Department of Medicine, Division of Rheumatology, Hospital for Special Surgery/Weill Cornell Medical College, 535 E 70th St, New York, NY, USA.
Department of Internal Medicine. Division of Rheumatology & Immunology, The Ohio State University, Columbus, OH, USA.
Semin Arthritis Rheum. 2023 Feb;58:152110. doi: 10.1016/j.semarthrit.2022.152110. Epub 2022 Oct 26.

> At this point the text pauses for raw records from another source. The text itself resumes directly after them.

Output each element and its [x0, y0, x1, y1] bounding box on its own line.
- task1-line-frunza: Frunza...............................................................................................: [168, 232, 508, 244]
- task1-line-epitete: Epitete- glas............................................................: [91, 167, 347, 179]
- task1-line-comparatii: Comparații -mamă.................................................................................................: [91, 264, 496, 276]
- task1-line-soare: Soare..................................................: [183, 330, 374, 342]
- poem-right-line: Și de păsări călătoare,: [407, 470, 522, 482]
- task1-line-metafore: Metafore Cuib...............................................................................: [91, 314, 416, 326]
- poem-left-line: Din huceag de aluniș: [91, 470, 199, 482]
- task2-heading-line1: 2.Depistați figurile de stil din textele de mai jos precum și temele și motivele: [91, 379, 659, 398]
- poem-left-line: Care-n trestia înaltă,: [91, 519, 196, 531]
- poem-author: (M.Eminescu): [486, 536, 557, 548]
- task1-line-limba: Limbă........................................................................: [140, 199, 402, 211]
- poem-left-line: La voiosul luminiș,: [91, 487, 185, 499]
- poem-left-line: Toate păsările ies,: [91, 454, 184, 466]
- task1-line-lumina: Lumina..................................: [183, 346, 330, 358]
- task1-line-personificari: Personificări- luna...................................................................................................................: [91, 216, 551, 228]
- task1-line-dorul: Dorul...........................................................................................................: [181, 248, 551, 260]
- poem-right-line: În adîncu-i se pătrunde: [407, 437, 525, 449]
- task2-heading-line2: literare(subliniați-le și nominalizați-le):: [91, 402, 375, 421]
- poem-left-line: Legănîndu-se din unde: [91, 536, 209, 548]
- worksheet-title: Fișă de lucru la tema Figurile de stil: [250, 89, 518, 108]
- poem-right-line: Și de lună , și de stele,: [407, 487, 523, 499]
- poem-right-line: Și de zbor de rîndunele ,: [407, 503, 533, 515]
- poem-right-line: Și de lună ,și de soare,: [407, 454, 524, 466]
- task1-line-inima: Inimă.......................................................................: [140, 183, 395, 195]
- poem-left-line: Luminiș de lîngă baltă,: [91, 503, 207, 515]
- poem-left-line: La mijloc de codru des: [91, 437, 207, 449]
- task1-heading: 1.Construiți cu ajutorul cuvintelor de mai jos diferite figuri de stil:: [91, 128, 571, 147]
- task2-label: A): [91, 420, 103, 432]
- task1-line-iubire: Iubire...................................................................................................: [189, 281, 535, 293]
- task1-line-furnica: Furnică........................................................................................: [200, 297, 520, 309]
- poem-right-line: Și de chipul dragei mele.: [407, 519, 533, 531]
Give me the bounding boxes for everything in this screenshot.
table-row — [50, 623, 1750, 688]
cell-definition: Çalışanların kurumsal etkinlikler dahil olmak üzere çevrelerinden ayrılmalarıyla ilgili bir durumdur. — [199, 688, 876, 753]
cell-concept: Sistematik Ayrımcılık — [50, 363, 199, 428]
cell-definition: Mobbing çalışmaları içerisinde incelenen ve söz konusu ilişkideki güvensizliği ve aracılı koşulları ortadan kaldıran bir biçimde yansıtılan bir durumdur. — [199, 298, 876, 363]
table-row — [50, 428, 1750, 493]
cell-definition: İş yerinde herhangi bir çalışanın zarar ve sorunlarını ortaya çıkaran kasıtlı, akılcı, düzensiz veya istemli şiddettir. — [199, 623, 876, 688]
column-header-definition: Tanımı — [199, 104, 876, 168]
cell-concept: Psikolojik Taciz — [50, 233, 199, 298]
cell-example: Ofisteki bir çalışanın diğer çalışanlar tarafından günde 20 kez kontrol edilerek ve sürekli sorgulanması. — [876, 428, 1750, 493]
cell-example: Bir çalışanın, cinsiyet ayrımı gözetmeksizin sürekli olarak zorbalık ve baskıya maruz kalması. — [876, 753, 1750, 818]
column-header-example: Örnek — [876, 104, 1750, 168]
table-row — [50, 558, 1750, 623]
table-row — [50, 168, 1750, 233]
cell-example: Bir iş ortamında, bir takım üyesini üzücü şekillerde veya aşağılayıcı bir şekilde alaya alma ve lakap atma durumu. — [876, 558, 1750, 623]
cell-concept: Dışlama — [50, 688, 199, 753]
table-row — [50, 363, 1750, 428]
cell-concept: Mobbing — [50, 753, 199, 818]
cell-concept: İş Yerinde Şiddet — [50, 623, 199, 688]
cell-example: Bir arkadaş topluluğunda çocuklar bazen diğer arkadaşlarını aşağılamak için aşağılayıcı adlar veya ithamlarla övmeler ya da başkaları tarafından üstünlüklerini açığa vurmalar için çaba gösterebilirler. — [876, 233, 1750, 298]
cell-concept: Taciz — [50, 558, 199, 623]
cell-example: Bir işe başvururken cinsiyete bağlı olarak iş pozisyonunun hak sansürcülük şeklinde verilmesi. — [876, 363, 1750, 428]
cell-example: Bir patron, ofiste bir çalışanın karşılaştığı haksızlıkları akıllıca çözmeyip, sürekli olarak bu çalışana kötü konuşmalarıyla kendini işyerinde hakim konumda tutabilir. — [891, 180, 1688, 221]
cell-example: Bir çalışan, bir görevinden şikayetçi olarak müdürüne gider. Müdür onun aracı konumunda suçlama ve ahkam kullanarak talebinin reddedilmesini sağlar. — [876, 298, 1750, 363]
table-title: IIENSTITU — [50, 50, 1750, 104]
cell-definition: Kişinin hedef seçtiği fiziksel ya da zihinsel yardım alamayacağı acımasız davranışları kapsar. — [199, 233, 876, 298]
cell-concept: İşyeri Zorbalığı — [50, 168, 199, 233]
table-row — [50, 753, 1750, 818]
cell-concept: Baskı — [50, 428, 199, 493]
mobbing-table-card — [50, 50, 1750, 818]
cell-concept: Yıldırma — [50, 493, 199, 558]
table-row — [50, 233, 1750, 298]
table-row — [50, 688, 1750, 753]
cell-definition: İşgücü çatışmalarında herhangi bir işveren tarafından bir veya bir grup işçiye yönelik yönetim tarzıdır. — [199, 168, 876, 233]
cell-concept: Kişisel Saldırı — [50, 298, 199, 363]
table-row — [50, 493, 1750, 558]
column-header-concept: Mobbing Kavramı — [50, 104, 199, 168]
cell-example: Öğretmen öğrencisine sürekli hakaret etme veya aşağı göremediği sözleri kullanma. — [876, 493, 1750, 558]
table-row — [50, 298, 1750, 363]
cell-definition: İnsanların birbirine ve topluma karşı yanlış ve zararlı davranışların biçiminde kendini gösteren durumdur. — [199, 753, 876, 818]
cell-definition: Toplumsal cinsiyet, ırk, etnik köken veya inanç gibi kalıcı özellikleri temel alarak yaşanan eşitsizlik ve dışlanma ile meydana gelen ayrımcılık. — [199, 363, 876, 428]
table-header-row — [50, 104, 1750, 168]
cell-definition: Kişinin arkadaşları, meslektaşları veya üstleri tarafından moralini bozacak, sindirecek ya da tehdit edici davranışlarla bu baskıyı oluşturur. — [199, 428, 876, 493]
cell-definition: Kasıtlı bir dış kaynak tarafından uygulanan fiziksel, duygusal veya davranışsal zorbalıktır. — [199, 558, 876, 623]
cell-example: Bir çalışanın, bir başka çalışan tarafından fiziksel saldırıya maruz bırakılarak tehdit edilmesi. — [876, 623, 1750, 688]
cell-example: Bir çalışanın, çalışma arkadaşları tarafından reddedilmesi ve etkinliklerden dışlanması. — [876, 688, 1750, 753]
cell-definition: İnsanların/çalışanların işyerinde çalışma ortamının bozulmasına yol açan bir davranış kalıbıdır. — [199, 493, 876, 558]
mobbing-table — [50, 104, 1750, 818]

Immune checkpoint inhibitors (ICI), increasingly used cancer therapeutics, can cause off-target inflammatory effects called immune-related adverse events (irAEs), including ICI-induced inflammatory arthritis (ICI-induced IA) and polymyalgia rheumatica (ICI-induced PMR). There are no validated classification criteria or outcome measures for these conditions, and adaptation of treatment recommendations from corresponding rheumatic diseases may not be appropriate. We summarized clinical descriptors of ICI-induced IA and ICI-induced PMR and aggregated domains used for these conditions in order to inform the development of a core set of outcome domains.
As the initial step of the core domain set generation process, we systemically searched Medline (Pubmed), EMBASE, Cochrane, and CINHL through March 2021 to identify all studies that provide both clinical descriptions and domains relevant to ICI-induced IA and ICI-induced PMR. Domains were mapped to core areas, such as pathophysiological manifestations, life impact, resource use, and longevity/survival, as suggested by the OMERACT 2.1 Filter.
We identified 69 publications, over a third of which utilized non-specific diagnoses of "arthritis," "arthralgia," and/or "PMR". Other publications provided the number, the distribution and/or names of specific joints affected, while others labeled the irAE as the corresponding rheumatic disease, such as rheumatoid arthritis or spondyloarthritis. Most distinct domains mapped to the pathophysiology/manifestations core area (24 domains), such as signs/symptoms (13 domains), labs (6 domains), and imaging (5 domains), with harm domains of adverse effects from irAE treatment and fear of irAE treatment decreasing ICI efficacy. Forty-three publications also referenced irAE treatment and 35 subsequent response, as well as 32 tumor response.
There is considerable heterogeneity in the domains used to clinically characterize ICI-induced IA and ICI-induced PMR. There were several domains mapped to the pathophysiologic manifestations core area, although several publications highlighted domains evenly distributed among the other core areas of life impact, longevity/survival and resource use.
免疫检查点抑制剂(ICI)作为日益广泛使用的癌症治疗药物,可能导致称为免疫相关不良事件(irAE)的脱靶炎症作用,包括ICI 诱导的炎症性关节炎(ICI 诱导的 IA)和巨细胞动脉炎(ICI 诱导的 PMR)。这些疾病没有经过验证的分类标准或结局衡量指标,而且从相应的风湿病治疗建议中进行改编可能并不合适。我们总结了 ICI 诱导的 IA 和 ICI 诱导的 PMR 的临床描述,并汇总了这些疾病中使用的各领域,以便为制定核心结局领域集提供信息。
作为核心领域集生成过程的初始步骤,我们系统地检索了 Medline(PubMed)、EMBASE、Cochrane 和 CINHL,检索时间截至 2021 年 3 月,以确定所有提供与 ICI 诱导的 IA 和 ICI 诱导的 PMR 相关的临床描述和领域的研究。根据 OMERACT 2.1 筛选器的建议,将领域映射到核心领域,如病理生理表现、生活影响、资源利用和长寿/生存。
我们确定了 69 篇文献,其中超过三分之一的文献使用了“关节炎”、“关节痛”和/或“PMR”等非特异性诊断。其他文献提供了受影响的特定关节的数量、分布和/或名称,而其他文献则将 irAE 标记为相应的风湿病,如类风湿关节炎或脊柱关节炎。大多数独特的领域映射到病理生理学/表现核心领域(24 个领域),如体征/症状(13 个领域)、实验室检查(6 个领域)和影像学(5 个领域),irAE 治疗的不良反应和对 irAE 治疗的恐惧会降低 ICI 的疗效。43 篇文献还提到了 irAE 的治疗和 35 例后续反应,以及 32 例肿瘤反应。
ICI 诱导的 IA 和 ICI 诱导的 PMR 的临床特征使用的领域存在相当大的异质性。有几个领域映射到病理生理表现核心领域,尽管有几个文献强调了均匀分布在生活影响、长寿/生存和资源利用等其他核心领域的领域。